Why do I have to feel bad also?…

It is as if there is a silent understanding saying it isn’t enough to acknowledge a wrong and give an apology. If you want agreement, then you have to do more than apologize. It doesn’t matter how sincere your apology is, you must do more than that: You must suffer also!

This I find unnecessary, unreasonable, and maybe even insincere on part of those who claim to want an apology but say they don’t want revenge. If you’re supposed to feel bad even if you give an apology, what is that if not revenge? It certainly does not have a logical purpose in and on itself in my understanding.

Or maybe I’m missing something?

I found this short article about the meaning and historical function of Apology. I think it brings up an interesting point. Maybe the idea of what an apology implies in our present culture is not such a universal given after all?

Usually when I give an apology after having realized I did something wrong, I actually feel quite good. I feel good because I’ve learned something new, something I can use to make better choices in the future.
Indeed, I have always felt good in these kinds of situations… But I have known since I was a small child that I am expected to feel bad, to show remorse, and I knew that if I didn’t do so and do it convincingly, then people would be likely to not accept my apology as an apology, and they would think instead that I didn’t mean it, that I was dishonest.
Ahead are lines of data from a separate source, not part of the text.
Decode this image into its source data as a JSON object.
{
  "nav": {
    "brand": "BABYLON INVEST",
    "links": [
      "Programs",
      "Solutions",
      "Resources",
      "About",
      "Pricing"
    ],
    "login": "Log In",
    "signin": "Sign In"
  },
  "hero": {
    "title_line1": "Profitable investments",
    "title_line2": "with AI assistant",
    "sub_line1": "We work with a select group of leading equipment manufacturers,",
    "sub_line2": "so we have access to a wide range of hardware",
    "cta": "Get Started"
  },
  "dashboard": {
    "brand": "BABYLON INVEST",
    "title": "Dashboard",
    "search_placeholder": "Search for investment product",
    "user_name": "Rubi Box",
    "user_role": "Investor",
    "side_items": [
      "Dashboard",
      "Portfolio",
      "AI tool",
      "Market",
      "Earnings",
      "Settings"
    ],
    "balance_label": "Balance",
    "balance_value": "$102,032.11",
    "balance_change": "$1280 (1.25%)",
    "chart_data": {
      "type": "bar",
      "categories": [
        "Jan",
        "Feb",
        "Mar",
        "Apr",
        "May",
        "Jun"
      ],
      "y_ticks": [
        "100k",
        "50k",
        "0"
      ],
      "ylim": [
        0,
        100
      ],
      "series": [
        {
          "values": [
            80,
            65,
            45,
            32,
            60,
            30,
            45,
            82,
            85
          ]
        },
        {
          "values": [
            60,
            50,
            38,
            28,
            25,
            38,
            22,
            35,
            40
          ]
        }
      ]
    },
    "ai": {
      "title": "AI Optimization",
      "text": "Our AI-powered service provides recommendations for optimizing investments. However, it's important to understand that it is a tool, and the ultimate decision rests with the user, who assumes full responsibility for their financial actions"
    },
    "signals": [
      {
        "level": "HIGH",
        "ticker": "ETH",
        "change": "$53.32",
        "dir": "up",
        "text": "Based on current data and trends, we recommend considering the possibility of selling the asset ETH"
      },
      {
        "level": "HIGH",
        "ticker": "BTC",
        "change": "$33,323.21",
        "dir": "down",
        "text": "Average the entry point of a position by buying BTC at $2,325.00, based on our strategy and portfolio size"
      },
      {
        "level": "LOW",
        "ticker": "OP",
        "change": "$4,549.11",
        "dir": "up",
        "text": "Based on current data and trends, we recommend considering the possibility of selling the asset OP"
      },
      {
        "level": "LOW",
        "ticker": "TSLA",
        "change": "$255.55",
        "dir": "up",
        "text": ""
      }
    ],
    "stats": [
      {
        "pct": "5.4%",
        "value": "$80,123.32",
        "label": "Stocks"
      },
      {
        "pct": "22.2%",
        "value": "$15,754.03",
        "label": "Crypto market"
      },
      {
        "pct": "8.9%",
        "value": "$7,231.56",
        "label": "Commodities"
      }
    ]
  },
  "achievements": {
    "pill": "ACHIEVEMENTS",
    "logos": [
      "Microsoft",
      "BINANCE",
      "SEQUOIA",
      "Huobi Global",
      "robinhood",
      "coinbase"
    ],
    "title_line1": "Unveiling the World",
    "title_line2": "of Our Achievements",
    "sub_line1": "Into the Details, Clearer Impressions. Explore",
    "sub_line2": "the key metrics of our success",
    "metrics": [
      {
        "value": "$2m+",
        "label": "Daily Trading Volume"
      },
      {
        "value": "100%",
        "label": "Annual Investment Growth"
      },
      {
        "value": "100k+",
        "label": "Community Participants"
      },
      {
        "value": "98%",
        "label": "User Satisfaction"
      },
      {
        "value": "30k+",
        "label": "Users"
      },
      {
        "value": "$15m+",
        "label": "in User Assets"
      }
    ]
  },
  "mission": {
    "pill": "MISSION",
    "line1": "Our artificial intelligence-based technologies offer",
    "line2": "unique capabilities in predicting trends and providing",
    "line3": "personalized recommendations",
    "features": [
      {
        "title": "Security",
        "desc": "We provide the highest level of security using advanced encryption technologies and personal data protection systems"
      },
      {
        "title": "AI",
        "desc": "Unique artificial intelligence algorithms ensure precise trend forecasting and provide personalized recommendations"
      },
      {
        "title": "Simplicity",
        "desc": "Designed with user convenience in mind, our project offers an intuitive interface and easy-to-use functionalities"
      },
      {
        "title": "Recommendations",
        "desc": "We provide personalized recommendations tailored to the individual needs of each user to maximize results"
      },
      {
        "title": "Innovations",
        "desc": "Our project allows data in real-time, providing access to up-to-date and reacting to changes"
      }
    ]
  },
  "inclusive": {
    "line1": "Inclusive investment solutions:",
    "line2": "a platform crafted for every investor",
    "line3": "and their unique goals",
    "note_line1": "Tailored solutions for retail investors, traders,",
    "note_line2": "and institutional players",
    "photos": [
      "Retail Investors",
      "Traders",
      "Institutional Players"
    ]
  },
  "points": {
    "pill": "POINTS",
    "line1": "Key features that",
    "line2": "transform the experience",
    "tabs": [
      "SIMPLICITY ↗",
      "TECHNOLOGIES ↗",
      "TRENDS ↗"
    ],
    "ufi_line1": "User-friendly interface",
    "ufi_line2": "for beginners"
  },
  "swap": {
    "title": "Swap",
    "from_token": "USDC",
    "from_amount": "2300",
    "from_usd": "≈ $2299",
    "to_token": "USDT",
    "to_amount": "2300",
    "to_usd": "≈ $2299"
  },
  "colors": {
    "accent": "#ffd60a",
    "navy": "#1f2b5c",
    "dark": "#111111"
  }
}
To this day it is how it is, and I have become quite adept in displaying the exact right level of remorse in the exactly right way, emphasizing the exactly right little details in behavior, such as bowing my head and avoiding eye contact just enough, make my movements sufficiently hesitatingly slow and my eyes big with a slightly questioning expression (“do you still hate me?… master?”), and so on.

I have to say that all this has sometimes made me dishonest about my apology. I would think: “So an apology isn’t enough, they want me to feel bad on top of it?! They don’t really accept my apology, they want me so suffer, and even though they claim otherwise, I must suffer, only then will they accept my apology!”.

And this has made me silently feel resentment instead.